Wednesday, June 4, 2008

I see your Schwartz is as big as mine!

Thanks everybody for the replies. It really did help give me some direction with this one and I think I've come up with a good solution. I am going to forge ahead with this hull. No matter what it will be a great test platform and I will certainly get it on the water sooner this way. My goals for the project are going to change a bit though. Instead of trying to make a great boat on the first shot I'm going to try and make a functional boat and learn as much as I can without spending too much time and money on this hull. This should let me cut a few corners and get onto the water much sooner.

Carbon skin - GONE
Internal carbon reinforcement - GONE
Perfect smooth finish - GONE

This will be a total test hull for learning the building techniques and getting the overall shape right. I intend it to be very underbuilt and expect it to last only one season. I better include some major buoyancy bags though. Plus, without any carbon skin of any kind, Mothball One MK 1 will be a super fast flying woody! Ahh, Mel Brooks would be proud.

Also, got my sail from the UPS guy today. A used Bladerider 8x thats in very nice shape. Thanks Bora!

2 comments:

Hepialidae said...

Good on you Bob... try not to cut too many corners though. For the sake of getting a good fleet going in the US (and for the sake of you getting something back for your time and effort when it comes time for mothball one to move on to other pastures, preferably some kid who wants to get into these things really cheaply) I'd still recommend putting a bit of carbon (even just some tape on the joins) on the inside. Suggest that having a fair bit of blue dupont foam framing as per phil stevo's boat is a good way to go instead of adding bags, because the foam isn't heavy, it floats pretty well and also adds to the structural strength of the boat. You can probably get away without laminating a carbon ring around the foam bulkheads though.

I don't think that adding a carbon skin on a ply boat would have achieved much, phil stevo's ply boats have all only had carbon tapes on the joins and they've all held together very nicely... in fact his minimalist, stayless "Chainsaw" is still one of the quicker boats in sydney when it gets raced, and all of his boats are still being sailed in various places around aus.

The smooth finish can be eliminated pretty easily, so that'll save time money and weight at the small cost of a little bit of added form drag (non issue when up and foiling), and that can be fixed by a future owner anyway if they want it to be faired up more.

Doug Culnane said...

Sort of right attitude, but be careful. Cutting corners is OK if you cut the right ones.

- Make the thing strong it is horrible to sail something that keeps breaking.
- Make the foils good.
- Make the controls systems perfect.
- Make the rig good.

and you have a great competitive boat you can sell on and get the cost of your materials back.

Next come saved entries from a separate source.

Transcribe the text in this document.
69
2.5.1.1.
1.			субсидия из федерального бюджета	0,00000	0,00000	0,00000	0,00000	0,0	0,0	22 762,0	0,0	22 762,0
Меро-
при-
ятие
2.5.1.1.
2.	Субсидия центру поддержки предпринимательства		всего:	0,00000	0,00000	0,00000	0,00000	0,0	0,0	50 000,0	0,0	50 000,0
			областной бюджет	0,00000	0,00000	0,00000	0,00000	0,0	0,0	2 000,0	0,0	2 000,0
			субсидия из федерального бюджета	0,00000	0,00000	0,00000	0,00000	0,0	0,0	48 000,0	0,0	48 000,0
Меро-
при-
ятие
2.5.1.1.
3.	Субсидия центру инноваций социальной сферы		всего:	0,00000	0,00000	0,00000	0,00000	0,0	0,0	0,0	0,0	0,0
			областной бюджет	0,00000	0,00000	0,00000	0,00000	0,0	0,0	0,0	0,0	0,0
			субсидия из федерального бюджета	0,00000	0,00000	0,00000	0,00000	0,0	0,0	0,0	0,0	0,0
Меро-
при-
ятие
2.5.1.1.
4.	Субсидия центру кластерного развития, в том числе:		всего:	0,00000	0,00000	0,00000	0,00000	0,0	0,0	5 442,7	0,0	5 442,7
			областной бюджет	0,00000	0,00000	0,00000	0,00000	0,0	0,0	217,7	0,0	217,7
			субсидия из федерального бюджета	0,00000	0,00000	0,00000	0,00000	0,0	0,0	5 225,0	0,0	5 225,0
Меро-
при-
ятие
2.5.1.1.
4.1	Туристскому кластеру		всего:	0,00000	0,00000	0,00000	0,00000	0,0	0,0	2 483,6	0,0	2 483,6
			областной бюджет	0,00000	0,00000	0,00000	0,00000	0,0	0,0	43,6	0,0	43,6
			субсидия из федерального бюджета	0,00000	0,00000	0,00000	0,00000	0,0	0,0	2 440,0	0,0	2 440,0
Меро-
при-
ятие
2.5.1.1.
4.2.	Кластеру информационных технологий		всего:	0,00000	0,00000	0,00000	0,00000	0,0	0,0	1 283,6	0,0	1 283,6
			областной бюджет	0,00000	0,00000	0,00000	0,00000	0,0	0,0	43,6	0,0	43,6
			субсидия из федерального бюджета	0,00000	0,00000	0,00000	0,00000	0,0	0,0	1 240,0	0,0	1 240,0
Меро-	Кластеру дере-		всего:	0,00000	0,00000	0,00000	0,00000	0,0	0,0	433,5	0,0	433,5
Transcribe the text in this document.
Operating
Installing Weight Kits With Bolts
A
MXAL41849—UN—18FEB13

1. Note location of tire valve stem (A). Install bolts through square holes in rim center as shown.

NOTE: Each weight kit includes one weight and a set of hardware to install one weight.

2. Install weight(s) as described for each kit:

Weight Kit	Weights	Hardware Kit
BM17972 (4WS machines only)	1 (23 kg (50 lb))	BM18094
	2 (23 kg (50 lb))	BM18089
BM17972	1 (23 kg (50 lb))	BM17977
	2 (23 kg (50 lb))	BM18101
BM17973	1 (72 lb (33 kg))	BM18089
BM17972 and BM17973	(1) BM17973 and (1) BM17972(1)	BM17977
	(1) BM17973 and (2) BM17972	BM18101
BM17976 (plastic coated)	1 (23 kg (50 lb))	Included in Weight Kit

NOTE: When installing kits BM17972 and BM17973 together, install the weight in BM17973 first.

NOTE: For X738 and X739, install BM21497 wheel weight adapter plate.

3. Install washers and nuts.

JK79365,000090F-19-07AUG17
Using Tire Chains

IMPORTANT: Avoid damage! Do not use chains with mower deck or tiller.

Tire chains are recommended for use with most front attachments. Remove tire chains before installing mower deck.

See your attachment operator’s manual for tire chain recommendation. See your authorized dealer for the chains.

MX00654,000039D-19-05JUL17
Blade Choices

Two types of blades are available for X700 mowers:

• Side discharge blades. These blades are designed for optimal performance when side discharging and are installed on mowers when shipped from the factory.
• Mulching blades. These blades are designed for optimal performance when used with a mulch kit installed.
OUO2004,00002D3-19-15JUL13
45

Beautiful paint finish is time consuming and heavy. This is a corner to cut. Fairness is also a nice to have thing, but a corner that can be cut.

I have no experience about ply and if it needs carbon on the outside so take the Aussie advice on that.

So far you have a small unfair bit that is not going to slow your boat down. Crack on and you will have a great boat. You can make the next one perfect (or better).